En l’espèce toutefois, « la société Caudalie n’établit nullement
la nature des directives précises et impératives qu’elle aurait
données à M. B. pour chacune des photographies en cause et
dont la précision aurait été telle qu’elle aurait privé celui-ci
de tout apport créatif ». Dès lors, en raison de cette insuffisance probatoire, la Cour conclut à l’originalité de l’apport
du photographe, et l’argument de la société intimée selon
lequel ces « photographies seraient des œuvres collectives »
est également écarté.
S’il est certain qu’une grande casuistique existe en jurisprudence en matière d’appréciation de l’originalité de photographies publicitaires, cet arrêt révèle néanmoins, au même
titre que certaines décisions récentes, que celle-ci dépend
largement voire exclusivement de l’autonomie dont jouit le
photographe. Une appréciation in concreto est donc de rigueur.
Ainsi, dans un arrêt du 9 mars 2011, les juges aixois ont
considéré qu’une photographie réalisée par un photographe
professionnel dans le cadre d’un contrat de commande et
représentant une jeune fille de dos tenant une boule de
bowling, « ne révèle aucune recherche dans les éclairages, la
tonalité des fonds, l’environnement, le cadrage et les angles
de prises de vue et [le photographe] n’explique pas en quoi
ceux-ci seraient particuliers » : le cliché, résultant « d’une
commande du publicitaire (…) ne constitue ainsi qu’une
prestation de services techniques ne traduisant qu’un savoirfaire » (11).
Inversement, dans un arrêt du 5 avril 2011, la Cour
d’appel de Pau a conclu à l’originalité de photographies
de produits de couture réalisées par un non-professionnel
et reproduites dans des catalogues. La Cour relève tout
particulièrement l’absence de « directive technique quant
à l’angle de vue, l’éclairage, le cadrage, les contrastes de
couleur et reliefs, la composition et la mise en scène, le jeu
des lumières, le choix des objectifs, qui relèvent de la seule
initiative [du photographe] qui opère seul », et conclut que
ce dernier « jouit d’une liberté d’action lui permettant, par
l’expression d’une véritable créativité, de manifester sa
personnalité, de sorte que les photographies [litigieuses]
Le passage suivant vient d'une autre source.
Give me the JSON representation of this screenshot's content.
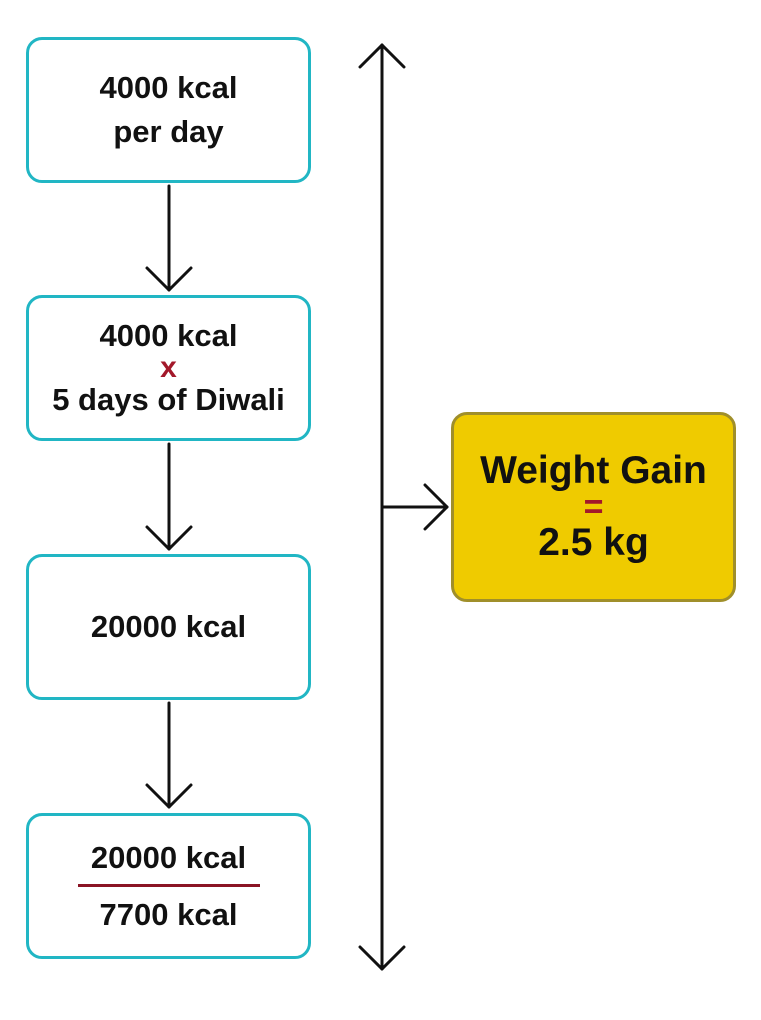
{
  "steps": [
    {
      "line1": "4000 kcal",
      "line2": "per day"
    },
    {
      "line1": "4000 kcal",
      "operator": "x",
      "line2": "5 days of Diwali"
    },
    {
      "line1": "20000 kcal"
    },
    {
      "numerator": "20000 kcal",
      "denominator": "7700 kcal"
    }
  ],
  "result": {
    "label": "Weight Gain",
    "operator": "=",
    "value": "2.5 kg"
  },
  "colors": {
    "box_border": "#21b6c4",
    "result_fill": "#efcb00",
    "result_border": "#a08f2a",
    "operator_red": "#a3182a",
    "arrow": "#111111"
  }
}
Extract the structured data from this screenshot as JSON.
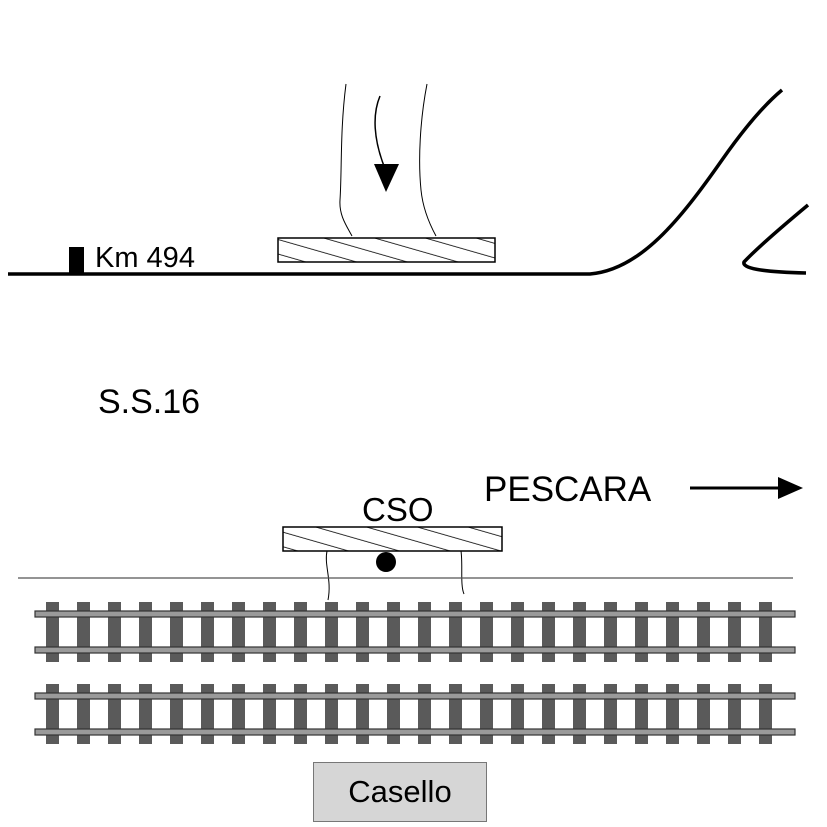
{
  "labels": {
    "km": "Km 494",
    "road": "S.S.16",
    "direction": "PESCARA",
    "cso": "CSO",
    "casello": "Casello"
  },
  "colors": {
    "line": "#000000",
    "rail": "#555555",
    "rail_edge": "#333333",
    "sleeper": "#5a5a5a",
    "casello_fill": "#d6d6d6",
    "divider": "#555555"
  },
  "icons": {
    "flow_arrow": "down-arrow-icon",
    "direction_arrow": "right-arrow-icon",
    "km_marker": "milestone-icon",
    "cso_point": "dot-icon"
  }
}
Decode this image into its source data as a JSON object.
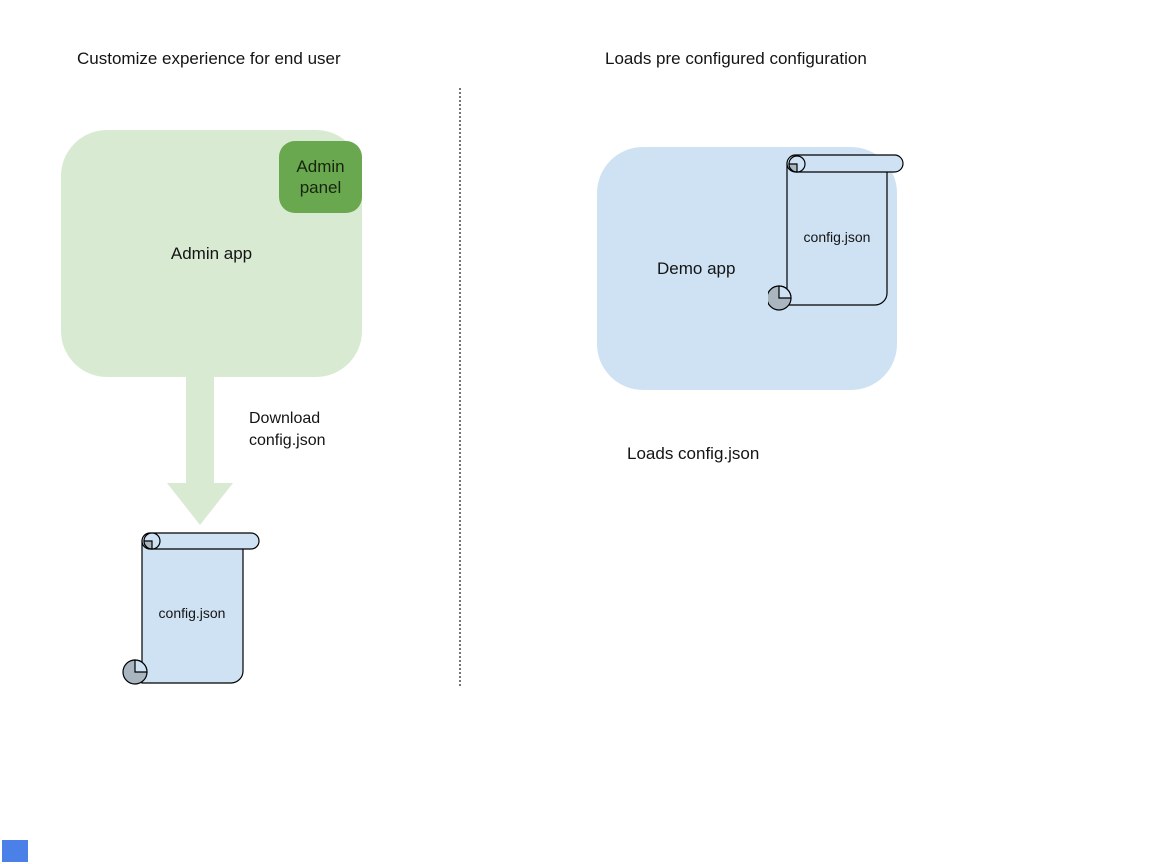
{
  "diagram": {
    "left": {
      "title": "Customize experience for end user",
      "admin_app_label": "Admin app",
      "admin_panel_label": "Admin panel",
      "download_line1": "Download",
      "download_line2": "config.json",
      "config_scroll_label": "config.json"
    },
    "right": {
      "title": "Loads pre configured configuration",
      "demo_app_label": "Demo app",
      "config_scroll_label": "config.json",
      "caption": "Loads config.json"
    },
    "colors": {
      "app_box_green": "#d9ead3",
      "admin_panel_green": "#6aa84f",
      "app_box_blue": "#cfe2f3",
      "scroll_fill": "#cfe2f3",
      "scroll_outline": "#000000",
      "curl_grey": "#a9b5bf",
      "arrow_green": "#d9ead3",
      "divider_grey": "#757575",
      "corner_square_blue": "#4a80e8"
    }
  }
}
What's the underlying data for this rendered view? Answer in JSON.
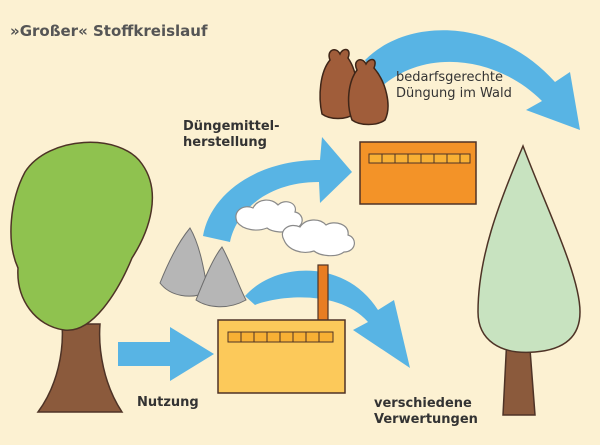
{
  "title": "»Großer« Stoffkreislauf",
  "labels": {
    "fertilizing_line1": "bedarfsgerechte",
    "fertilizing_line2": "Düngung im Wald",
    "production_line1": "Düngemittel-",
    "production_line2": "herstellung",
    "usage": "Nutzung",
    "utilizations_line1": "verschiedene",
    "utilizations_line2": "Verwertungen"
  },
  "colors": {
    "background": "#fcf1d2",
    "arrow": "#58b4e4",
    "deciduous_crown": "#8fc24f",
    "trunk": "#8b5a3c",
    "conifer_crown": "#c8e3c0",
    "factory_body": "#fcc95a",
    "fertilizer_plant_body": "#f39328",
    "windows": "#f8b034",
    "ash_piles": "#b6b6b6",
    "sacks": "#a05d3a",
    "chimney": "#e87d22",
    "smoke": "#ffffff"
  }
}
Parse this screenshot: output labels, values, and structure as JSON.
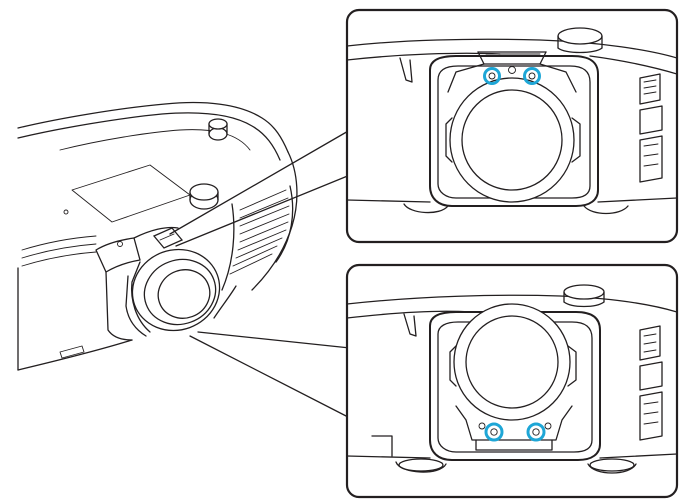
{
  "figure": {
    "kind": "projector lens screw locations",
    "callouts": [
      "lens-top",
      "lens-bottom"
    ],
    "highlight_color": "#1ea6d6",
    "line_color": "#231f20",
    "background_color": "#ffffff"
  }
}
présentent une originalité qui permet leur protection au
titre du droit d’auteur » (12). Ce critère de la marge de
manœuvre laissée au photographe dans l’exécution de son
art semble donc tempérer la relative « insécurité juridique »
qui régnerait en la matière (13).
(10) CA Rennes, 2e ch., 23 mai 2006, M. Christian R. c/ Société Simep Le Studio T, n° 04/07667 : ne constitue pas une œuvre originale la photographie d’un gigot d’agneau réalisée sous
l’entière direction du fabricant qui a fourni au photographe des indications précises sur la position du produit et sur son entourage. Le seul choix par le photographe du cadre de la prise de vue
et de l’éclairage est insuffisant dès lors qu’il ne fait que répondre à des impératifs techniques. (11) CA Aix-en-Provence, 2e ch., 9 mars 2011, SARL Bowling de Bandol c/ Michel, n° 10/10492,
RLDI 2011/70, n° 2300, obs. Trézéguet M. (12) CA Pau, 2e ch., 5 avr. 2011, Mme X c/ Société Artiga, n° 09/03298, RLDI 2011/71, n° 2342, obs. Trézéguet M. (13) Latreille A., La création
photographique face au juge : entre confusion et raison, Légipresse 2010, n° 274, p. 139 et s.